Qual a comida mais perigosa do mundo?
Examinando toda a história humana em relação à comida, alguns temas se destacam. Um deles é que os humanos gostam que sua alimentação seja agradável ao paladar. Outro é que eles gostam de comidas que não matam.
Essas duas qualidades frequentemente coexistem no mesmo alimento — maçãs, por exemplo, têm um ótimo sabor e não são tóxicas até, onde eu sei — mas, inevitavelmente, a relação entre ter bom sabor e não matar às vezes é menor que o ideal. Para alguns alimentos, esse é um argumento de venda — o fugu, por exemplo, é um peixe venenoso que precisa de alguém certificado para prepará-lo adequadamente. Para outros, a letalidade é apenas um subproduto infeliz — como acontecia com os materiais usados nas primeiras comidas enlatadas, que, às vezes, causavam envenenamento por chumbo nas pessoas.

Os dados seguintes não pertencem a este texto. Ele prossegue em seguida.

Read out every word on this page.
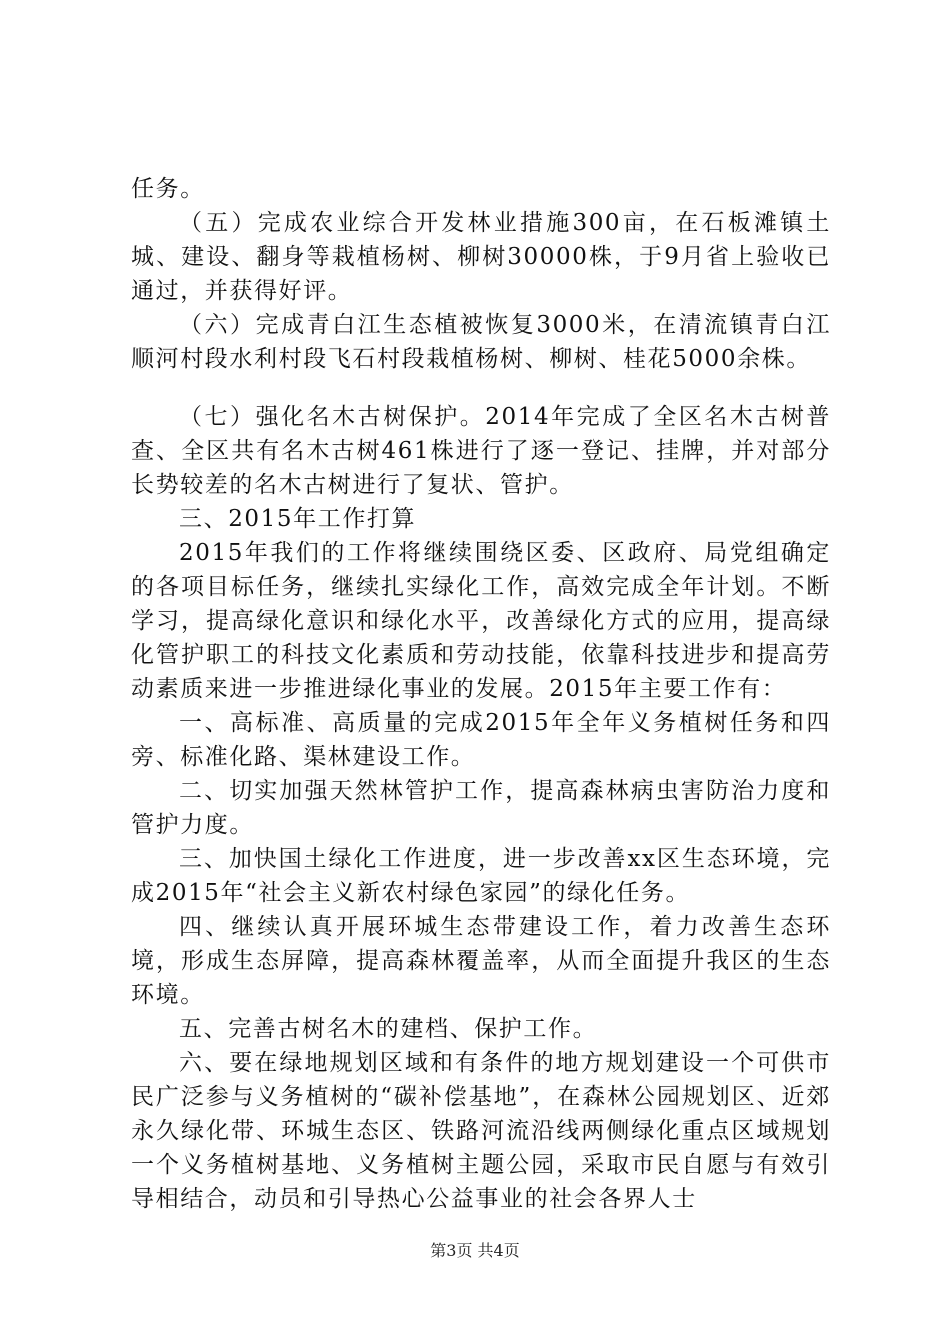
任务。

（五）完成农业综合开发林业措施300亩，在石板滩镇土城、建设、翻身等栽植杨树、柳树30000株，于9月省上验收已通过，并获得好评。

（六）完成青白江生态植被恢复3000米，在清流镇青白江顺河村段水利村段飞石村段栽植杨树、柳树、桂花5000余株。

（七）强化名木古树保护。2014年完成了全区名木古树普查、全区共有名木古树461株进行了逐一登记、挂牌，并对部分长势较差的名木古树进行了复状、管护。

三、2015年工作打算

2015年我们的工作将继续围绕区委、区政府、局党组确定的各项目标任务，继续扎实绿化工作，高效完成全年计划。不断学习，提高绿化意识和绿化水平，改善绿化方式的应用，提高绿化管护职工的科技文化素质和劳动技能，依靠科技进步和提高劳动素质来进一步推进绿化事业的发展。2015年主要工作有：

一、高标准、高质量的完成2015年全年义务植树任务和四旁、标准化路、渠林建设工作。

二、切实加强天然林管护工作，提高森林病虫害防治力度和管护力度。

三、加快国土绿化工作进度，进一步改善xx区生态环境，完成2015年“社会主义新农村绿色家园”的绿化任务。

四、继续认真开展环城生态带建设工作，着力改善生态环境，形成生态屏障，提高森林覆盖率，从而全面提升我区的生态环境。

五、完善古树名木的建档、保护工作。

六、要在绿地规划区域和有条件的地方规划建设一个可供市民广泛参与义务植树的“碳补偿基地”，在森林公园规划区、近郊永久绿化带、环城生态区、铁路河流沿线两侧绿化重点区域规划一个义务植树基地、义务植树主题公园，采取市民自愿与有效引导相结合，动员和引导热心公益事业的社会各界人士

第3页 共4页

Para o Giz Pergunta desta semana, contatamos alguns historiadores e antropólogos da alimentação para indicar seus candidatos ao título de comida mais perigosa de todos os tempos. Houve um padrão pegajoso, mas, principalmente, suas abordagens variaram descontroladamente; coletivamente, elas cobrem praticamente todas as partes da pirâmide alimentar que não são frutas nem verduras. Se você gosta de comer, e também gosta de estar vivo, talvez queira guardar no lado esquerdo do peito as sugestões desses especialistas.
Ty Matejowsky
Professor associado de Antropologia na Universidade da Flórida Central
Durião, também conhecido como “o rei dos frutos”, continua sendo um dos alimentos mais polêmicos atualmente consumidos no Sudeste Asiático e cada vez mais ao redor do mundo — não apenas por seu alto teor de enxofre e forte odor (é proibido em muitos hotéis, companhias aéreas e outros lugares públicos, e às vezes referido como o “queijo azul de frutas”), mas também pelos perigos que representa para aqueles que comem, cultivam ou estão próximos a ele. O exterior espinhoso da fruta pode causar danos corporais reais e até mesmo a morte aos azarados o bastante para serem atingidos por frutos que caem de galhos altos de árvores. Foi usado até mesmo como uma arma improvisada medieval em alguns crimes passionais.
O alto teor de enxofre do durião torna-o particularmente perigoso quando consumido em excesso ou em combinação com álcool, café ou refrigerantes com cafeína, especialmente para aqueles com condições médicas pré-existentes, como problemas cardíacos ou pressão alta. Apesar (ou talvez por causa) de tais perigos, o durião atrai uma base de fãs que se deleitam com seu distinto gosto e apelo gustativo.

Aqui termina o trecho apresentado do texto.